Spontaneous Discoveries, and Old Photos

A few days ago,  I was reminded that best adventures are unplanned. I fully intended to walk around Pratt, and take pictures of some of the remaining historical details for the blog. I started as planned, but was quickly sidetracked by a moving sale. While there, I met one of the town historians and keeper of the keys to the town archive. I had gone to the Old Town Hall and asked before, but it was during a sale, and I’m not sure the women working at the time knew what I was asking about. This lovely lady from the yard sale, showed me the archives, which were awesome, and let me photograph many of the old pictures, articles, and paperwork. I came away with a wealth of knowledge, and I’m sure there will be many blog posts stemming from this encounter in the future. I definitely appreciate her help and storytelling abilities.

It is because of this that I ended up with old-home-owner gold. A very old picture of the house, lots of information about the family that built it and lived there, and an interesting,  albeit grainy,  picture of the original builder!

The Trimble House - Home of one of the earlier families that settled the town.

Look how small the maples are! To me, it looks like there have not been  many changes to the house over the years.  The bay is original, although the angle of the photograph makes the roofline look smaller. The bay window  does not have the original windows, unlike the rest of the house. these are more decorative, and may be stained glass, I can’t tell. Unfortunately, now they are old aluminum windows. Though with the current road configurations, the bay window is towards the side of the house, but the Old County Road use to connect with Trimble Lane, making this the original front of the house. However, this picture is useful in that it tells me that their used to be gingerbread on the columns, which still remain on the house, and that their were no railings. It also shows some of the elaborate woodwork that used to be on the house. Look at the moldings under the bay window!

From Left: Ott Garnette, Ed Johnson, Dillard Jarrett, Joe Bott, James Trimble, and Tom Burke. This old photograph was taken in front of Holt's Store in 1910.


Captions and photographs can be found in Pratt’s Bicentennial Book, published in 1976. More information on the Trimble family can be found in this post.


7 Responses to “Spontaneous Discoveries, and Old Photos”

  1. sooooooooooooooo cool. I find it funny there’s a “town historian” as well.

  2. Yeah, who is this famed town historian. And how ancient is she? Loljkbbq.

    Please, PLEASE, PUHLEASE attempt someday within the ownership of this house restore those windows to how you think they are (awesome moldings and stained glass). The badassness would be unbearable to the naked eye.

    As always, love it.

    • lol! Thanks Meghan, I don;t know who I could get to make and install a 7ft tall stained glass window, unfortunately. That would be pretty awesome, though! I still have a hope that the original moldings will be underneath the ugly aluminium siding, but I think that chance is slight. I may weep with happiness if I remove it and it is still there, though! Watch for my blubbery, typed-through-tears post if I do find those original moldings intact! lol!

  3. very cool! I went to my local library, historical society (which has no record of my house even though it’s part of the register of historic places – the file is non existent), and the history specialists at another library, and found very little information.
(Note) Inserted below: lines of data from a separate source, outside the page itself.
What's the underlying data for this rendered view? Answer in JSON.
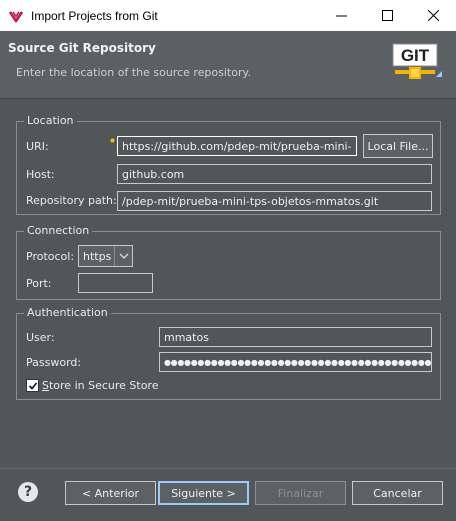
{
  "window": {
    "title": "Import Projects from Git",
    "controls": {
      "minimize": "—",
      "maximize": "☐",
      "close": "✕"
    }
  },
  "banner": {
    "heading": "Source Git Repository",
    "subtitle": "Enter the location of the source repository.",
    "logo_text": "GIT"
  },
  "location": {
    "legend": "Location",
    "uri_label": "URI:",
    "uri_value": "https://github.com/pdep-mit/prueba-mini-",
    "local_file_label": "Local File...",
    "host_label": "Host:",
    "host_value": "github.com",
    "repo_path_label": "Repository path:",
    "repo_path_value": "/pdep-mit/prueba-mini-tps-objetos-mmatos.git"
  },
  "connection": {
    "legend": "Connection",
    "protocol_label": "Protocol:",
    "protocol_value": "https",
    "port_label": "Port:",
    "port_value": ""
  },
  "authentication": {
    "legend": "Authentication",
    "user_label": "User:",
    "user_value": "mmatos",
    "password_label": "Password:",
    "password_value": "●●●●●●●●●●●●●●●●●●●●●●●●●●●●●●●●●●●●●●●●●●●●●●●●",
    "store_label": "Store in Secure Store",
    "store_checked": true
  },
  "footer": {
    "help_label": "?",
    "back_label": "< Anterior",
    "next_label": "Siguiente >",
    "finish_label": "Finalizar",
    "cancel_label": "Cancelar"
  },
  "colors": {
    "background": "#515658",
    "banner": "#5b6063",
    "primary_border": "#9ec9ff",
    "eclipse_icon": "#c2185b"
  }
}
Hopefully I can find someone like you did who will open some doors for me! I love that you have some photos that show the original details and a photo of the owner!

  4. Thanks! I was just really lucky running into her. Maybe you could contact the individuals that prepared the historic places nomination for your house to find the file? It’s terrible that the file is lost and no one knows anything about it! Luckily for me, the town kept all of that stuff neatly organized with oral histories from the older town residents and all kinds of other interesting documents and artifacts. I could have spent days going through it all, it was so neat! I was so glad they kept everything so organized and easy to find. Good luck with your search, and I hope you are able to turn up something on your house!